Joe Biden ganó en noviembre de modo concluyente la presidencia pero, como señalamos en su momento, fue un triunfo por puntos que dejó en pie a su adversario. Del mismo modo, el gobierno que se inicia hoy con una enorme expectativa, es improbable que esté destinado a victorias arrasadoras.
Todo tendrá ese costo invisible que suelen incluir las reconstrucciones. Lo que seguramente sí exhibirá este ejercicio es un carácter fundacional, inevitable debido a las circunstancias. Radica ahí la principal diferencia de esta administración naciente con la que acaba de morir. Esos límites entre uno y otro experimento los define la realidad.
Biden enfrenta un desafío interno colosal que es muy posible que domine casi totalmente la agenda de los cuatro años de su gobierno. Se combinan ahí dos dimensiones que deberá atender. Una de ellas son las precariedades por las que transitó la presidencia de Donald Trump, particularmente el último año debido a la pandemia que debilitó la economía y el edificio de confianza pública. La otra, antes de ese cataclismo, originada en la profundización de la grieta social y política y la refundación del drama racial norteamericano que estimuló el gobierno saliente.
Joe Biden, el foco en la pandemia, las crisis económica, el racismo y el medio ambiente. Reuters
La crítica a Trump debería enfocarse en esa mirada de vuelo bajo y básica que exhibió, a la vez muy destructiva, dilapidando esfuerzos en ampliar las divisiones internas para preservar el dominio, el poder. Eso es precisamente lo que esta vez no funcionó.

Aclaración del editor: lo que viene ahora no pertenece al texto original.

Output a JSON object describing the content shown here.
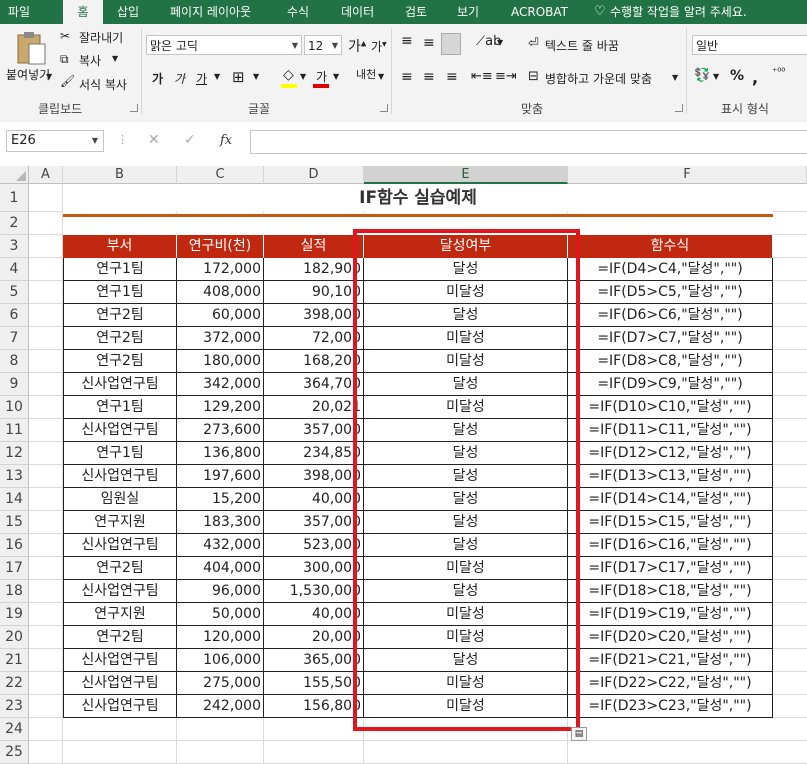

En Estados Unidos, incluso en sus momentos de mayor depresión, las cosas no cierran como en el resto del mundo debido al potencial del país. En comarcas de menores niveles institucionales y estructura económica y política débiles, como vemos a diario en varios casos sudamericanos, la renta que brinda la grieta suele ser insuperable.
Biden arranca con una artillería importante que incluye el control de las dos cámaras del Congreso. Ya puede contar con un paquete de ayuda por los daños sociales del Covid de 900 mil millones de dólares que fue aprobado en Navidad. Y acaba de anunciar otro rescate de 1,9 billones de dólares, que seguramente también será aceptado por esa condición legislativa del nuevo gobierno.
Esos fondos unidos, unos 2,8 billones de dólares, es lo que se había planteado el demócrata para iniciar el camino de su gobernabilidad. Un eje concreto de lo que viene es la imperiosa necesidad de aliviar los costos económicos de la pandemia. Ahora veremos que no responde esa intención solo a una cuestión humanitaria.
Pero antes veamos como es el contexto. Un informe reciente de la Universidad de Columbia advirtió que el porcentaje de personas en situación de pobreza alcanza ya al 16,7% de la población general. Esas cifras permiten estimar que el número de norteamericanos pobres suman ya 55 millones. Como la pandemia no se alivia, más bien lo contrario, Biden arranca con otro récord de desocupación que es el motor de esa crisis.
Donald Trump, un legado complicado. EFE
Existe cierta confusión respecto a que los mercados se estarían coordinando para frenar la espectacular inversión estatal que planea el nuevo gobierno. No es así. Existe algo mucho más complejo y profundo que se juega en este dilema.
El establishment norteamericano actúa en defensa propia para fortalecer el lugar del Estado en una circunstancia de enorme fragilidad como la actual. En ese sentido constituye una simplificación suponer que lo que evidenció el asalto al Capitolio el 6 de enero se limita a la locura de una banda de fundamentalistas de ultraderecha incentivados por un presidente encaprichado y negacionista. Hay mucho de eso, pero ese paso exhibió un extremo peligroso de la anarquización del sistema.
Cuando eso sucede, cuando esos límites se rebasan, es porque los tejidos sociales están expuestos. La furia contra el orden de la cosas va por izquierda o por derecha, con la violencia de las bandas integristas o de la gente en repudio del gatillo fácil de la policía blanca. La síntesis es que algo está roto y eso amenaza la continuidad del sistema y cuestiona el puro sentido de la democracia.
De modo que no hay oposición a la asistencia estatal para reforzar esos tejidos, más bien lo contrario. John F. Kennedy, de cuya asunción se cumplen hoy justamente 60 años, dijo en su discurso de aquel día que si “una sociedad libre no puede ayudar a los muchos que son pobres tampoco podrá salvar a los pocos que son ricos”. Biden podría repetir hoy esa frase. Es el espejo en el cual se mira.